A triple-smoothed exponential moving average oscillator that filters market noise and identifies trend direction and momentum changes.

Key Takeaways

  • TRIX applies three layers of exponential smoothing to filter market noise
  • Zero-line crossovers indicate trend direction changes
  • The triple smoothing reduces false signals but introduces more lag than single-smoothed indicators
  • Signal line crossovers and divergences provide additional trading signals

What Is TRIX?

TRIX (Triple Exponential Average) is a momentum oscillator that displays the percentage rate of change of a triple-smoothed exponential moving average (EMA). The indicator applies three successive EMAs to the closing price, then calculates the one-period percentage change of the final smoothed value. This triple smoothing process effectively filters out short-term market noise, making TRIX useful for identifying the underlying trend direction and significant momentum shifts. TRIX oscillates above and below a zero line — positive values indicate bullish momentum, negative values indicate bearish momentum. Trading signals include: zero-line crossovers (TRIX crossing above zero is bullish, below zero is bearish), signal line crossovers (TRIX crossing its signal line, similar to MACD), and divergences between TRIX and price. The default period is typically 15, though this can be adjusted based on the trading timeframe.
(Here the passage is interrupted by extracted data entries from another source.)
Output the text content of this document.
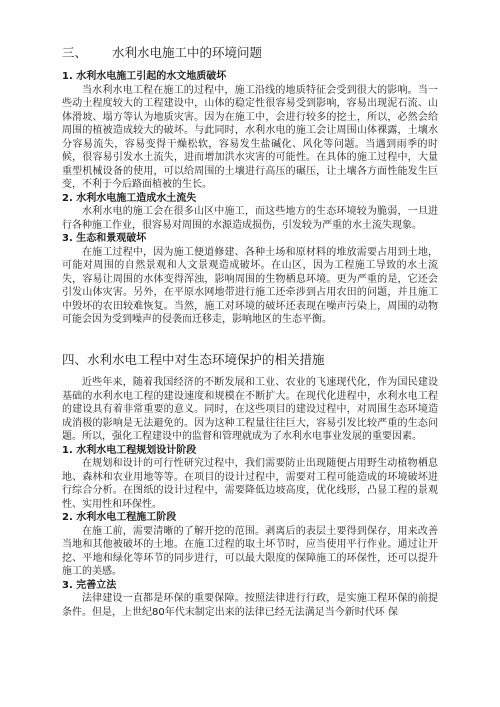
三、 水利水电施工中的环境问题
1. 水利水电施工引起的水文地质破坏

当水利水电工程在施工的过程中，施工沿线的地质特征会受到很大的影响。当一些动土程度较大的工程建设中，山体的稳定性很容易受到影响，容易出现泥石流、山体滑坡、塌方等认为地质灾害。因为在施工中，会进行较多的挖土，所以，必然会给周围的植被造成较大的破坏。与此同时，水利水电的施工会让周围山体裸露，土壤水分容易流失，容易变得干燥松软，容易发生盐碱化、风化等问题。当遇到雨季的时候，很容易引发水土流失，进而增加洪水灾害的可能性。在具体的施工过程中，大量重型机械设备的使用，可以给周围的土壤进行高压的碾压，让土壤各方面性能发生巨变，不利于今后路面植被的生长。

2. 水利水电施工造成水土流失

水利水电的施工会在很多山区中施工，而这些地方的生态环境较为脆弱，一旦进行各种施工作业，很容易对周围的水源造成损伤，引发较为严重的水土流失现象。

3. 生态和景观破坏

在施工过程中，因为施工便道修建、各种土场和原材料的堆放需要占用到土地，可能对周围的自然景观和人文景观造成破坏。在山区，因为工程施工导致的水土流失，容易让周围的水体变得浑浊，影响周围的生物栖息环境。更为严重的是，它还会引发山体灾害。另外，在平原水网地带进行施工还牵涉到占用农田的问题，并且施工中毁坏的农田较难恢复。当然，施工对环境的破坏还表现在噪声污染上，周围的动物可能会因为受到噪声的侵袭而迁移走，影响地区的生态平衡。

四、水利水电工程中对生态环境保护的相关措施

近些年来，随着我国经济的不断发展和工业、农业的飞速现代化，作为国民建设基础的水利水电工程的建设速度和规模在不断扩大。在现代化进程中，水利水电工程的建设具有着非常重要的意义。同时，在这些项目的建设过程中，对周围生态环境造成消极的影响是无法避免的。因为这种工程量往往巨大，容易引发比较严重的生态问题。所以，强化工程建设中的监督和管理就成为了水利水电事业发展的重要因素。

1. 水利水电工程规划设计阶段

在规划和设计的可行性研究过程中，我们需要防止出现随便占用野生动植物栖息地、森林和农业用地等等。在项目的设计过程中，需要对工程可能造成的环境破坏进行综合分析。在图纸的设计过程中，需要降低边坡高度，优化线形，凸显工程的景观性、实用性和环保性。

2. 水利水电工程施工阶段

在施工前，需要清晰的了解开挖的范围。剥离后的表层土要得到保存，用来改善当地和其他被破坏的土地。在施工过程的取土坏节时，应当使用平行作业。通过让开挖、平地和绿化等环节的同步进行，可以最大限度的保障施工的环保性，还可以提升施工的美感。

3. 完善立法

法律建设一直都是环保的重要保障。按照法律进行行政，是实施工程环保的前提条件。但是，上世纪80年代末制定出来的法律已经无法满足当今新时代环 保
TRIX is particularly valued for its smooth nature, which reduces whipsaws compared to other momentum oscillators, though this smoothness comes at the cost of a slight lag in signal generation.

TRIX Example

  • 1TRIX crosses above zero after spending three months in negative territory, signaling a long-term trend change from bearish to bullish.
  • 2A bearish divergence between price making new highs and TRIX making lower highs warns of an impending trend reversal.